Le groupe touristique Globalia a réduit sa division hôtelière à seulement deux établissements sous sa gestion directe, un situé en Espagne et un autre en République dominicaine. Cette baisse intervient après la cession et le transfert de la gestion de la trentaine d'hôtels exploités par sa marque Be Live Hotels à d'autres opérateurs. Cela a été confirmé ce lundi par son président, Juan José Hidalgo, à Saint-Domingue. « Il n'en reste plus, tout est déjà fini, nous avons dû vendre à cause de la pandémie et du manque d'argent. Beaucoup de choses ont dû être perdues, mais elles sont déjà oubliées », a expliqué Hidalgo à propos du processus de désinvestissement.
Il s'agit de l'hôtel Be Live Talavera, à Talavera de la Reina (Tolède), et du Santo Domingo Bay Convention Resort & Casino dans la capitale dominicaine, rebaptisé ainsi après une vaste rénovation, qui a permis de transformer une partie de ses installations en appartements.
Outre ces deux actifs, qui sont détenus, il existe un troisième hôtel, Be Live Marivent, à Palma, dont « il ne nous reste plus qu'un an de gestion », a déclaré Hidalgo dans une interview accordée à EFE précisément à l'occasion de la réouverture de l'hôtel dans la capitale dominicaine.
« Il n'en reste plus, tout est maintenant fini, nous avons dû vendre à cause de la pandémie et du manque d'argent. Beaucoup de choses ont dû être perdues, mais elles sont déjà oubliées », a-t-il noté.
Be Live a considérablement élargi son portefeuille d'hôtels, atteignant plus de 30 – répartis en Espagne, au Portugal, au Maroc et dans les Caraïbes – en 2013, lorsqu'elle a repris les actifs exploités par la chaîne Luabay, acquis de la défunte Orizonia, et est resté autour de ce nombre pendant les dix années suivantes.

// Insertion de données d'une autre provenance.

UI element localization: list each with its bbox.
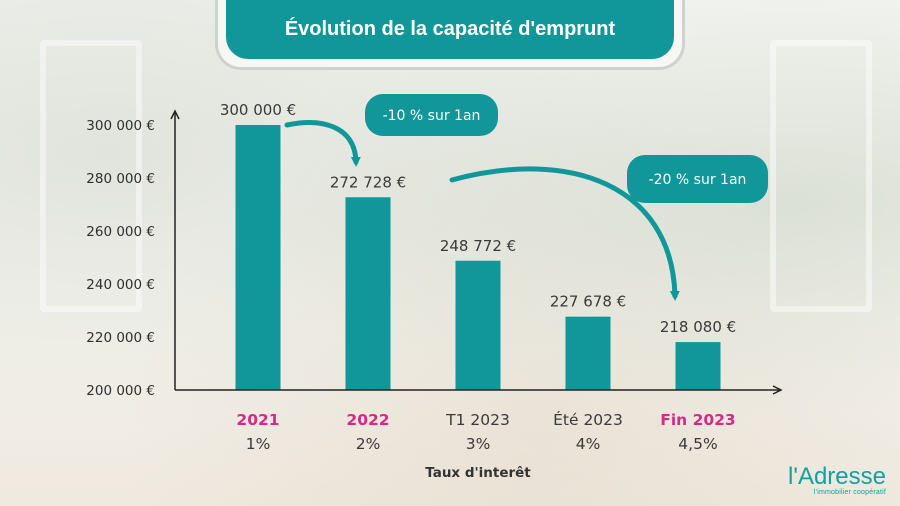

Outre l'hôtel Santo Domingo, Globalia en possède cinq autres en République dominicaine, mais aucun d'entre eux n'opère désormais sous l'enseigne Be Live, après avoir confié la gestion de deux d'entre eux à Hyatt et d'un au groupe de multipropriété autrichien Lifestyle.
Misez sur le secteur résidentiel
Quant aux deux autres, l'un est un appart-hôtel qui attend inutilisé qu'une décision soit prise sur son avenir, et le second sera transformé en résidentiel, un secteur d'activité qui actuellement « a plus de potentiel » dans les Caraïbes que l'exploitation hôtelière et avec lequel Hidalgo continuera à investir dans le pays.
De même, le groupe possède une ferme à Cumayasa, une zone côtière de la province de San Pedro de Macorís, en République Dominicaine, avec un partenaire espagnol (Susana Cereceda) où Hidalgo espère également pouvoir réaliser un développement important.
L'idée est d'augmenter, dans les deux ou trois prochaines années, le millier d'appartements dont elle dispose à Saint-Domingue et dont 600 ont déjà été vendus, et 2.000 de plus.
Le pays s'est beaucoup développé en installations hôtelières modernes et celles que possède Globalia sont des bâtiments anciens qu'il fallait moderniser et « j'ai préféré les moderniser pour en faire des résidences ».
Beaucoup de gens aux États-Unis et au Canada achètent une résidence secondaire pour prendre leur retraite dans des pays où le climat est bon, c'est pourquoi certaines zones de la République Dominicaine deviennent résidentielles, un peu comme ce qui s'est passé aux îles Canaries avec le marché allemand, a-t-il expliqué.
« Je suis très polyvalent », a déclaré Hidalgo, rappelant qu'il ne s'est jamais consacré à une seule entreprise, « j'ai toujours eu mes investissements parallèles (principalement immobiliers), juste au cas où tout irait mal avec la question du tourisme, pour qu'au moins il me reste quelque chose pour le reste de ma vie ».